So ETH has a really interesting new result that just came out a couple of days ago. They have a youtube video summarizing it here: https://www.youtube.com/watch?v=aTDkYFZFWug&feature=youtu.be
This result addresses what is probably the most significant obstacle to using RL in complex control robotics applications today: the “sim 2 real” problem. RL has demonstrated that, at least in simulation, it can provide solutions to complex control problems that are dramatically better than conventional approaches. RL is so much better, in fact, that if the simulation results can be translated to real robots it will finally enable capabilities that have been long sought but not yet won. Amongst these capabilities is legged robots that can move around in the world with the grace and efficiency that we associate with living creatures.
But getting similar results with physical robots has proved elusive. RL today is trained in simulation because of sample efficiency issues combined with the cost advantages and flexibility of virtual training environments. But a control policy learned in simulation will only work in an identical physical robot in an identical environment unless a lot of effort goes into making the control policy robust against variation. That robustness costs a lot in terms of development time and computation and often results in policies which are too conservative to be efficient in the real world. And creating simulations that capture all the complex nonlinear dynamics of real robot bodies has been impossible for all but the simplest of robots.
What ETH has done here is to add an extra layer to the simulation process by training a small neural network to mimic the nonlinear dynamics of the most difficult control elements - the actuators in the robot body. This turns out to be easy to do and can be done with just a few minutes of data taken from a real actuator. Including that pre-trained network in the simulated model of the robot body allows the straightforward training of a control policy that can be translated to the real robot with no modifications and which works on the first try.

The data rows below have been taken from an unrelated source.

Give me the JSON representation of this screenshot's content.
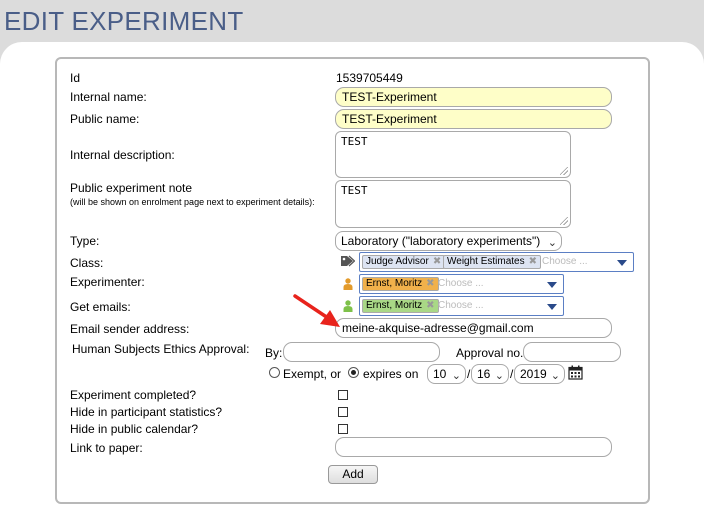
{
  "page_title": "EDIT EXPERIMENT",
  "colors": {
    "title": "#4a5e88",
    "required_bg": "#fefec8",
    "chosen_border": "#5b7fc4",
    "arrow": "#e8231c"
  },
  "fields": {
    "id": {
      "label": "Id",
      "value": "1539705449"
    },
    "internal_name": {
      "label": "Internal name:",
      "value": "TEST-Experiment"
    },
    "public_name": {
      "label": "Public name:",
      "value": "TEST-Experiment"
    },
    "internal_description": {
      "label": "Internal description:",
      "value": "TEST"
    },
    "public_note": {
      "label": "Public experiment note",
      "sublabel": "(will be shown on enrolment page next to experiment details):",
      "value": "TEST"
    },
    "type": {
      "label": "Type:",
      "value": "Laboratory (\"laboratory experiments\")"
    },
    "class": {
      "label": "Class:",
      "icon": "tag-icon",
      "tags": [
        "Judge Advisor",
        "Weight Estimates"
      ],
      "placeholder": "Choose ..."
    },
    "experimenter": {
      "label": "Experimenter:",
      "icon": "person-icon",
      "tags": [
        "Ernst, Moritz"
      ],
      "placeholder": "Choose ..."
    },
    "get_emails": {
      "label": "Get emails:",
      "icon": "person-icon",
      "tags": [
        "Ernst, Moritz"
      ],
      "placeholder": "Choose ..."
    },
    "email_sender": {
      "label": "Email sender address:",
      "value": "meine-akquise-adresse@gmail.com"
    },
    "ethics": {
      "label": "Human Subjects Ethics Approval:",
      "by_label": "By:",
      "by_value": "",
      "approval_label": "Approval no.",
      "approval_value": "",
      "exempt_label": "Exempt, or",
      "expires_label": "expires on",
      "selected": "expires",
      "month": "10",
      "day": "16",
      "year": "2019",
      "separator": "/"
    },
    "completed": {
      "label": "Experiment completed?",
      "checked": false
    },
    "hide_stats": {
      "label": "Hide in participant statistics?",
      "checked": false
    },
    "hide_calendar": {
      "label": "Hide in public calendar?",
      "checked": false
    },
    "link_paper": {
      "label": "Link to paper:",
      "value": ""
    }
  },
  "add_button": "Add"
}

This is a really important result. I won’t call it a breakthrough because the idea has been around for a while and ETH is just the first group to get it built and demonstrate it on a real robot. But the physical demonstration of the technique shows that ‘sim 2 real’ can be dealt with effectively and opens the door to dramatic advances in robot control over the next couple of years.
Not only does ETH show that they can transfer a pure RL policy straight into a robot body, they show that the resulting control system performs well beyond what state-of-the-art model based controllers.
One thing that is nice about robot body control as a problem is that anybody can look at the resulting movement and judge it pretty well because we are all familiar with how animals move, and animal movement is a really good benchmark. If you look at a dog sized robot and see unnatural movement it’s probably because the control algorithm is brittle or limited. With that in mind please look at this video that compares the ETH RL policy to a state of the art model based controller: http://robotics.sciencemag.org/highwire/filestream/640686/field_highwire_adjunct_files/1/aau5872_Movie_S2.mp4
The difference is quite clear - the RL policy, despite having been learned on a simulated body in a simulated environment with zero hand tuning required is dramatically more natural than the hand-built hand-tuned model based controller.